Samstag,
21. Oktober 1933
Widerruf der Einbürgerung von Adalbert Rentschner
»… falls die Einbürgerung nicht als erwünscht anzusehen ist«, könne dieselbe »widerrufen werden«. Mit diesem Wortlaut legitimierte die Reichsregierung in ihrem am 14. Juli 1933 beschlossenen Gesetz »den Widerruf von Einbürgerungen und die Aberkennung der deutschen Staatsangehörigkeit«. Die Nationalsozialisten erfüllten damit ein zentrales Versprechen, das sie bereits im Parteiprogramm von 1920 gegeben hatten.
Das Gesetz richtete sich insbesondere gegen die ihnen in besonderem Maße verhassten Juden, die aus osteuropäischen Ländern in das Deutsche Reich eingewandert waren. In der Durchführungsverordnung konkretisierte der Reichsminister des Innern die rassistische und antisemitische Stoßrichtung des Gesetzestextes. Dort hieß es: »Die Beurteilung, ob eine Einbürgerung als nicht erwünscht anzusehen ist, beurteilt sich nach völkisch-nationalen (und rassischen) Grundsätzen.« Als Personengruppe, die für den Widerruf der Einbürgerung »insbesondere« in Betracht komme, wurden explizit die »Ostjuden« genannt.
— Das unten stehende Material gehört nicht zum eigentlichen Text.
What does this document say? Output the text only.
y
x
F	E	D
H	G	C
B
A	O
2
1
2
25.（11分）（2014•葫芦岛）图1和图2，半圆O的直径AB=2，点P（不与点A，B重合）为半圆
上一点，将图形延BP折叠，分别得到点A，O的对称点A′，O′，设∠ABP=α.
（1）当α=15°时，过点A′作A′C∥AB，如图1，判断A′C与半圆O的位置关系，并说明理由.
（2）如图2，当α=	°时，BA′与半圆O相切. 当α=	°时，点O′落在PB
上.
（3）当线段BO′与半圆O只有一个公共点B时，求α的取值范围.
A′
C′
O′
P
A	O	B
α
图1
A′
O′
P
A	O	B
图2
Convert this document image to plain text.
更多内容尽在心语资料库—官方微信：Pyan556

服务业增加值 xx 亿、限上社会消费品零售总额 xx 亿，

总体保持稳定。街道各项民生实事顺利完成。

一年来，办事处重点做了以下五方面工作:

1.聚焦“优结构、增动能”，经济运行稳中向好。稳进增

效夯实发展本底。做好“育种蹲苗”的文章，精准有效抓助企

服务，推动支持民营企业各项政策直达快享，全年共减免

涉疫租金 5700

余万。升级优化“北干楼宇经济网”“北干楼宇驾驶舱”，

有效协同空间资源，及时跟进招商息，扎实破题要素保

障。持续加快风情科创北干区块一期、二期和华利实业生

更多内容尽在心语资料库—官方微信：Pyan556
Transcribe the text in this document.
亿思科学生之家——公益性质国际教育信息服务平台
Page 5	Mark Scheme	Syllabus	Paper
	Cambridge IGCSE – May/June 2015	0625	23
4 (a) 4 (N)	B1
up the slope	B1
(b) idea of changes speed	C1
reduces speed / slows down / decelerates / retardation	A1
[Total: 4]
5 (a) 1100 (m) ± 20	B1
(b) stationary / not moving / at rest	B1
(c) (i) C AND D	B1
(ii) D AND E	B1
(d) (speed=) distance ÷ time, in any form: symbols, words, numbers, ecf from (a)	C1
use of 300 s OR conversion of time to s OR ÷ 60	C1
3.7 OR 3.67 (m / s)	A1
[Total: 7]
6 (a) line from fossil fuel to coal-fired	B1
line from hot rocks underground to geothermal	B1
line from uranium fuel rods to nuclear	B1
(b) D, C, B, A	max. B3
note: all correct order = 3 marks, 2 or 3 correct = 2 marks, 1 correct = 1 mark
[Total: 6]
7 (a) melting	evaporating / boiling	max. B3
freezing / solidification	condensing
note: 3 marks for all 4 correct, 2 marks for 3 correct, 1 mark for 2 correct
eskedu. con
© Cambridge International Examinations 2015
Auf Grundlage dieses Gesetzes verfügte der Berliner Polizeipräsident, dass Adalbert Rentschner – 1883 in Czernowitz in der Bukowina geboren und seit fast 30 Jahren in Berlin wohnhaft – seine am 1. März 1924 verliehene preußische Staatsangehörigkeit verlor und damit auch kein Deutscher mehr war. Die Verfügung erstreckte sich ebenfalls auf seine – ursprünglich aus Lemberg stammende – Ehefrau Frania (1892–1942) und auf seinen 1922 in Berlin geborenen Sohn Heinz Leopold. Da das deutsche Staatsbürgerrecht von 1913 auf dem »ius sanguinis« (Blutrecht) basierte, war die Staatsangehörigkeit des Elfjährigen von der seiner Eltern abhängig.
Adalbert Rentschner hatte keine Möglichkeit, gegen die Verfügung Einspruch einzulegen oder juristisch vorzugehen. Die Familie Rentschner galt nunmehr als »staatenlos« und unterstand dem Ausländergesetz.